When word leaked out that a veteran was actually a woman, the US Government charged him with fraud in order to collect a pension.  Fellow soldiers from the 95th rallied to his defense and testified that Albert was indeed their former comrade and he was allowed to continue receiving his pension.

Albert Cashier died on 11 October 1915.  He was buried in his uniform with full military honors.

The wreath laying ceremony was held in the Sunny Slope Cemetery in Saunemin, IL. 

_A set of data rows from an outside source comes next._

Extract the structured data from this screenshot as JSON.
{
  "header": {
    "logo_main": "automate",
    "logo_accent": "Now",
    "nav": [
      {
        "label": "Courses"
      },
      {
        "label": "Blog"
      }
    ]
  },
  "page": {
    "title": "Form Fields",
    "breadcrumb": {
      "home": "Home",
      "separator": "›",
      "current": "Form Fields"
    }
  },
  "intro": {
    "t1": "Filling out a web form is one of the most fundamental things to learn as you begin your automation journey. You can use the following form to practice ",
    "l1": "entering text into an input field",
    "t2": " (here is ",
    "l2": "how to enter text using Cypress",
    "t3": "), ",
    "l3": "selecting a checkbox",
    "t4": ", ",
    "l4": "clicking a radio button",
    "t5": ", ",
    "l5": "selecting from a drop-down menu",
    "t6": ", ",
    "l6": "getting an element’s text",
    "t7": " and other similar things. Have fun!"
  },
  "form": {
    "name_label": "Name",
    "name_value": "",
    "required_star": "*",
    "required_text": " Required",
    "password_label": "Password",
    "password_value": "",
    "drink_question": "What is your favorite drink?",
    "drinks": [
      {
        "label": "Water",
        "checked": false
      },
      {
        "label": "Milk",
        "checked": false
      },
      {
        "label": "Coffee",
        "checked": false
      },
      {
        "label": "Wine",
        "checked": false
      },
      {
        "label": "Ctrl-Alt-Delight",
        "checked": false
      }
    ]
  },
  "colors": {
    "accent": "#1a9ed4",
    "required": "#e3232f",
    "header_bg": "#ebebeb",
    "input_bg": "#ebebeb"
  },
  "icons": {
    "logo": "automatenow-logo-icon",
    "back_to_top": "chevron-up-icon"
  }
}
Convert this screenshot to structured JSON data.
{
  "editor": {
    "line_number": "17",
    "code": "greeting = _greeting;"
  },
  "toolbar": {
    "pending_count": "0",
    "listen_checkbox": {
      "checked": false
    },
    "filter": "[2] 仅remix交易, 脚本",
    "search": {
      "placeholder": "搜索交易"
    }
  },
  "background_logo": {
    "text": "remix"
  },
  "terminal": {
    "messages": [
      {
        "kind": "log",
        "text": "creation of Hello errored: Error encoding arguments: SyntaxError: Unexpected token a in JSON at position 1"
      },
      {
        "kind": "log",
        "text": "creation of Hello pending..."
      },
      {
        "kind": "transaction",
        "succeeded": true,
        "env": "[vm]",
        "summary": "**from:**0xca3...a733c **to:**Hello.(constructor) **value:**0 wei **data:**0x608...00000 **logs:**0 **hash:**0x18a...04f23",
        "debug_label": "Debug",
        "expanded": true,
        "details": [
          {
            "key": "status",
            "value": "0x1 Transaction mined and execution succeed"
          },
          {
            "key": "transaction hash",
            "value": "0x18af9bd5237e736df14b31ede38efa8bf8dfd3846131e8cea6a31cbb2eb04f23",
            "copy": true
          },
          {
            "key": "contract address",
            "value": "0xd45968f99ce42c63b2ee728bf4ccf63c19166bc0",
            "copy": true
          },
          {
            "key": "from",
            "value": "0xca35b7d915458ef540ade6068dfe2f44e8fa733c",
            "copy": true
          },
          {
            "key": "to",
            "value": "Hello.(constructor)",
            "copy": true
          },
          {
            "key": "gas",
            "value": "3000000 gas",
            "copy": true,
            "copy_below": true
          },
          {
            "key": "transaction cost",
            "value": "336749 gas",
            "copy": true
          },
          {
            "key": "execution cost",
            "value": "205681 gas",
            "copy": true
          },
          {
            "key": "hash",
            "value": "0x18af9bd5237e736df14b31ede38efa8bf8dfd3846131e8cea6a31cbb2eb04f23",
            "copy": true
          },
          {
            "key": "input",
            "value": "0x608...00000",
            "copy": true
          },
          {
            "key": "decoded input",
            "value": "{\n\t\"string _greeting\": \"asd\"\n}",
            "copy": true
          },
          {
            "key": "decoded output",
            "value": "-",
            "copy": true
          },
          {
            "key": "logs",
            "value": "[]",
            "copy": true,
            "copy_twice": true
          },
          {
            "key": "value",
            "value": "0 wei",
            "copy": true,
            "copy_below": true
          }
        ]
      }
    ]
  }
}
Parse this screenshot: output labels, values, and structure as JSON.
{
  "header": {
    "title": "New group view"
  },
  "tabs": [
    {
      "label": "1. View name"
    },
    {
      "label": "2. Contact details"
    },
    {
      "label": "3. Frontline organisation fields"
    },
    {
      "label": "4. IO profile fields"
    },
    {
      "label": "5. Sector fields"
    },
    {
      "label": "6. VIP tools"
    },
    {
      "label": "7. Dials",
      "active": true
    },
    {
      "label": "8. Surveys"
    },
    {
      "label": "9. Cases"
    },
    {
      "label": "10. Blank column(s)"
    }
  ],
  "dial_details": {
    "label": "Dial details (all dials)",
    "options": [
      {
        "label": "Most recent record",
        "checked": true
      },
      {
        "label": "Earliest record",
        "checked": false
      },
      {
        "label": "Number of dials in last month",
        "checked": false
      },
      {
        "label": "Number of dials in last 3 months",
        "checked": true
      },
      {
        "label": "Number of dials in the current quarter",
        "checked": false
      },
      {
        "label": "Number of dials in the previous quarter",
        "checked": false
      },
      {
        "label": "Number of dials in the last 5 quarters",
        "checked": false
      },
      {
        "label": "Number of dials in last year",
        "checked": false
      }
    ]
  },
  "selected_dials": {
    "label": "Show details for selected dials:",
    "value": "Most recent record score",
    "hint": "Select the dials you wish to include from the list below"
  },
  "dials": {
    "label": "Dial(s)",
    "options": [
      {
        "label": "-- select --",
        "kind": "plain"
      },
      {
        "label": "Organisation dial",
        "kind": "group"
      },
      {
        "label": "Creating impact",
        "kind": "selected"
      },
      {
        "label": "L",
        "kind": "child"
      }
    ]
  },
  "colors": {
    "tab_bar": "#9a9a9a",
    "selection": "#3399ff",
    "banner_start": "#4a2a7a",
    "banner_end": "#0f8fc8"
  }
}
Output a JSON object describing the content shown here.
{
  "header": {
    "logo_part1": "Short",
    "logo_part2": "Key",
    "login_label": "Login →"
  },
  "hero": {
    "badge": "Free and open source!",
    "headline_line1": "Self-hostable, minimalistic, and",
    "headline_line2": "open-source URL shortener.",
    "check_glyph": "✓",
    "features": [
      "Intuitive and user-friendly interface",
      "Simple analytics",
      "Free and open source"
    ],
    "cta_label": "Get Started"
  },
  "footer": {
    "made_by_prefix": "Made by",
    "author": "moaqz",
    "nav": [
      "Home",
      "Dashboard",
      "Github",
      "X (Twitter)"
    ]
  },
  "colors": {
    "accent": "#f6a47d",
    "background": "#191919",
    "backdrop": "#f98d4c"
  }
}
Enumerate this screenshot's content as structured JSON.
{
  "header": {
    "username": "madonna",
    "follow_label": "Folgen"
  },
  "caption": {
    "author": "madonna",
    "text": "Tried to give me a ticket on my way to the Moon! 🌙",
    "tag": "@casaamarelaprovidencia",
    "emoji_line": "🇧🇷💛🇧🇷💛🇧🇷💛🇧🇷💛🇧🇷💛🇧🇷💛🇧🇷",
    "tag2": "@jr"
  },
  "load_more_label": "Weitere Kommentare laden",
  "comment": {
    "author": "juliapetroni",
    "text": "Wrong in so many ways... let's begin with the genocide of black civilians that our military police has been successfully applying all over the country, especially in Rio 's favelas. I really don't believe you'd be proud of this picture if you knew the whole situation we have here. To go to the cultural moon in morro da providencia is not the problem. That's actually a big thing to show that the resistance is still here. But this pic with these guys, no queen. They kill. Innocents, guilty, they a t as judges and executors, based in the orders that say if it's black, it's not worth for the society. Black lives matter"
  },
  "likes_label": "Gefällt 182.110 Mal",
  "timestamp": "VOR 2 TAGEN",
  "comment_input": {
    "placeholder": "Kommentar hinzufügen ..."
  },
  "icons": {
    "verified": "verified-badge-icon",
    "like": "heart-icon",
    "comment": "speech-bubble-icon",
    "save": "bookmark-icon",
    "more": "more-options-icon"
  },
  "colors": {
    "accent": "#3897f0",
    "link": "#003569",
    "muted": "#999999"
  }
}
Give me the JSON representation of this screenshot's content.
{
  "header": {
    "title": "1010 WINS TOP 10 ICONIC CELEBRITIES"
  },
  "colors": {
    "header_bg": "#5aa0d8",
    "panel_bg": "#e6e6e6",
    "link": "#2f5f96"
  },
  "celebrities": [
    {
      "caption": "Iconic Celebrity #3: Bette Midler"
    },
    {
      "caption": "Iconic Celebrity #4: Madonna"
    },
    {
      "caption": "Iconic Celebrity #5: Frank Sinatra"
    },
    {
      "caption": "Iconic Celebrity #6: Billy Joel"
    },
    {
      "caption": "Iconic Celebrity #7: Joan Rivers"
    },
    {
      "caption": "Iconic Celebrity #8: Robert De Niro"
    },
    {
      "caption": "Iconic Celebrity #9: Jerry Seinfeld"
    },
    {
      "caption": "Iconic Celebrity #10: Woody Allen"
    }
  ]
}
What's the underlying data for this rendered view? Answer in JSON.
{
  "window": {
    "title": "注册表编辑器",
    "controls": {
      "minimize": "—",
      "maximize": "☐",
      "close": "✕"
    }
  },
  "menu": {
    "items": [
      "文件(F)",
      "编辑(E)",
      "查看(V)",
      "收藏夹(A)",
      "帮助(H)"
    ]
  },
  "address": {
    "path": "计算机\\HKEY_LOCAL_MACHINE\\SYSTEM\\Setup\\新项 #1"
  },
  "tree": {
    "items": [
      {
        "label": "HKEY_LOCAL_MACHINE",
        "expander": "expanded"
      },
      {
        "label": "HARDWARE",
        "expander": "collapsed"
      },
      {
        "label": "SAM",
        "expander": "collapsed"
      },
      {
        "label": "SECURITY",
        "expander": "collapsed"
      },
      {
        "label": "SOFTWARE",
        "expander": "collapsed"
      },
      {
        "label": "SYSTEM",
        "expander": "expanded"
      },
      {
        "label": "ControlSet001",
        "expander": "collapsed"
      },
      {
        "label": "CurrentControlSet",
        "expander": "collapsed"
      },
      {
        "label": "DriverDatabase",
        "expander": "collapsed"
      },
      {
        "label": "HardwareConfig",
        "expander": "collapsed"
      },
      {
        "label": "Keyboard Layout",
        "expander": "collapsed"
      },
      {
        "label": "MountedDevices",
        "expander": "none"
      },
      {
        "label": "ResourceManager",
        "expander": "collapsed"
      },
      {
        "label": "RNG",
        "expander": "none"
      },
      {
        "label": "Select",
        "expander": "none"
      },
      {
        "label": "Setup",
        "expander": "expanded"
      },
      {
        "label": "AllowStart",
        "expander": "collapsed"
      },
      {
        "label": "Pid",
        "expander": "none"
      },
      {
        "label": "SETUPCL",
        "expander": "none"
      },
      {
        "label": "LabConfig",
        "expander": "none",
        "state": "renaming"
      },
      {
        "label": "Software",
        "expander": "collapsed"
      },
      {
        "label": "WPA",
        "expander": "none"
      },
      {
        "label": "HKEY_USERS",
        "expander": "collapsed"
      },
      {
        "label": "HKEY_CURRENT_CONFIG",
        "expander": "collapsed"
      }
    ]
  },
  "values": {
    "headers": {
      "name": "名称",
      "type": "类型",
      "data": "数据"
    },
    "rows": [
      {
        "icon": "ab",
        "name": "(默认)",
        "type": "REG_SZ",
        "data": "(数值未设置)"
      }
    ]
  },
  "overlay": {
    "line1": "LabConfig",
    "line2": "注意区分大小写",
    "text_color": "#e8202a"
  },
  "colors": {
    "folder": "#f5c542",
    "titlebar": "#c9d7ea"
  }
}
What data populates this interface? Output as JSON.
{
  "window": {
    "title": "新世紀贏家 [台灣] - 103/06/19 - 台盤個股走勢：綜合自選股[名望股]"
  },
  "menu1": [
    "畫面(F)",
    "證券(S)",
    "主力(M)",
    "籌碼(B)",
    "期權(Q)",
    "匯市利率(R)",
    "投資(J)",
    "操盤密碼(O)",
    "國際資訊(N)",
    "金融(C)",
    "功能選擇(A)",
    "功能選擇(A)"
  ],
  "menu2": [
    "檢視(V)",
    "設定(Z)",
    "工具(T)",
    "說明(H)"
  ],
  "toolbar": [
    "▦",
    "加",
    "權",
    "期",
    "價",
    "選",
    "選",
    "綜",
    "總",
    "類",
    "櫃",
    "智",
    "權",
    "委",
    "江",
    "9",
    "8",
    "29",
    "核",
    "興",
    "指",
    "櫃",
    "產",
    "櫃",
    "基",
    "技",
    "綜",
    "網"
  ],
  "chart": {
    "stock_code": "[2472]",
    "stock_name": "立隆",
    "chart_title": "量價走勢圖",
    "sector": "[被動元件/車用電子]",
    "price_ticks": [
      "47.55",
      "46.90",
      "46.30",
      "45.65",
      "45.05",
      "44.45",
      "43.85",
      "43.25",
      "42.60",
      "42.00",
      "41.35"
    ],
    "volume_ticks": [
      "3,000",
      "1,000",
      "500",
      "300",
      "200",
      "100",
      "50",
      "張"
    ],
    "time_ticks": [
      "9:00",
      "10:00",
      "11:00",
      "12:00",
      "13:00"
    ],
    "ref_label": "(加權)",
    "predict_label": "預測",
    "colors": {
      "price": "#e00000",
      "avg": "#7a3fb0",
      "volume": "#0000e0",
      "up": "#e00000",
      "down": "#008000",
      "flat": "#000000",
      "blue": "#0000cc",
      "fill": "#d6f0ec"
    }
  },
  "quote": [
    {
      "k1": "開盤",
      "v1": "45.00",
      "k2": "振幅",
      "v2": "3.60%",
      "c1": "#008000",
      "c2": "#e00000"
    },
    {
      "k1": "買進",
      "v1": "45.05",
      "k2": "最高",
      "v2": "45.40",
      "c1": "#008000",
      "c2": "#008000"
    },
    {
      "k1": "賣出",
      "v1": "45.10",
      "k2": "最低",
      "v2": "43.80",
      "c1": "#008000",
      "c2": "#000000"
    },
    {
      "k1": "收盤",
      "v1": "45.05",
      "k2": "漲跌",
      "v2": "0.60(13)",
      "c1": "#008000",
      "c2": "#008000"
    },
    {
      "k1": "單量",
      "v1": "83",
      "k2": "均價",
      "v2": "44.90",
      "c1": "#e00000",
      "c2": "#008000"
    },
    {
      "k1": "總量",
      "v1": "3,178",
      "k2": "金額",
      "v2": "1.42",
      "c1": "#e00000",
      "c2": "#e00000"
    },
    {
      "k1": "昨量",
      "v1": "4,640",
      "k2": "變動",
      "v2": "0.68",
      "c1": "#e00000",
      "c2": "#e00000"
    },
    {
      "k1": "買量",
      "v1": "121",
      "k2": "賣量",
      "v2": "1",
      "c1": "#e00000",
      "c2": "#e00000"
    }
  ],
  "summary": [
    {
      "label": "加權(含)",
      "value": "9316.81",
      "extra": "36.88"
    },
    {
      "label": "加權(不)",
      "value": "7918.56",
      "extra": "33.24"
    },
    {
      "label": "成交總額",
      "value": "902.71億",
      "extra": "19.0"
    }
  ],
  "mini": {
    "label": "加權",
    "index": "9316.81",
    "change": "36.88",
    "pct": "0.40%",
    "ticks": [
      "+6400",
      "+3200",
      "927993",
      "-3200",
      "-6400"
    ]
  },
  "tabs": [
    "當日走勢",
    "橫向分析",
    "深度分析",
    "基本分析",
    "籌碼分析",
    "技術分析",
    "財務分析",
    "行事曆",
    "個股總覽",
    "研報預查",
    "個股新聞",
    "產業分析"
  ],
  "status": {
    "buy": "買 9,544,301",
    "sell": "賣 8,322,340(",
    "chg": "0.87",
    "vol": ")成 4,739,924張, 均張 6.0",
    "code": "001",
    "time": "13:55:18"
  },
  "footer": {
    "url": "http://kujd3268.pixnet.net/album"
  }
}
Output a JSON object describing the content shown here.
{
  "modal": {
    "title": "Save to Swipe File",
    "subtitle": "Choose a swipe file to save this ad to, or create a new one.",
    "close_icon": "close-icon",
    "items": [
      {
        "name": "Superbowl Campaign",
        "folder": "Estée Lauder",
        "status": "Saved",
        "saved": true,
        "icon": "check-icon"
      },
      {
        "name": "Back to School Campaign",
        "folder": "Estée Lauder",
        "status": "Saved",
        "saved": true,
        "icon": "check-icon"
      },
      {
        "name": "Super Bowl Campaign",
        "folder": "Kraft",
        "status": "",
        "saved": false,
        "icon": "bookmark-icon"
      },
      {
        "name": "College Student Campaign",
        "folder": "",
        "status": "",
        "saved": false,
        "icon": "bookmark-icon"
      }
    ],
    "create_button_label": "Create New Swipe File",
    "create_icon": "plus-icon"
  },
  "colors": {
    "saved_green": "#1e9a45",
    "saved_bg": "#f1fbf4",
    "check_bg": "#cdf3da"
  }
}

Taps are played by Master Chief Mary Arvidson USN(Ret)
It concluded with the playing of taps.

Saturday, June 08, 2019

Society Saturday - Visiting the Order

As National President of the Daughters of Founders and Patriots of America, I was invited to attend the banquet of our male counterpart, the Order of Founders and Patriots of America.

Virgina DFPA President Wanda Russo, OFPA Governor General Richard Wright, DFPA National President Kimberly Nagy
Both groups have similar membership requirements requiring an unbroken male line to a colonial founder of our country with a Revolutionary War patriot along the line.

Their annual meeting was in Richmond, Virginia.  I took advantage of the location and arrived early to spend a few days at the Library of Virginia to work on a couple of brick walls.

The banquet was at the Omni Hotel in downtown Richmond.  The evening started with a parade of flags representing all the state chapters of OFPA.

Color Guard in Uniform

Following dinner, there was an awards presentation, and of course, opportunities for photos.

The ladies at the dinner - mostly wives plus 2 DFPA members

Representatives of Virginia and National OFPA and DFPA

The Governor General of the Order and I are attempting to increase collaboration between our organizations and we are looking forward to future opportunites for joint ventures.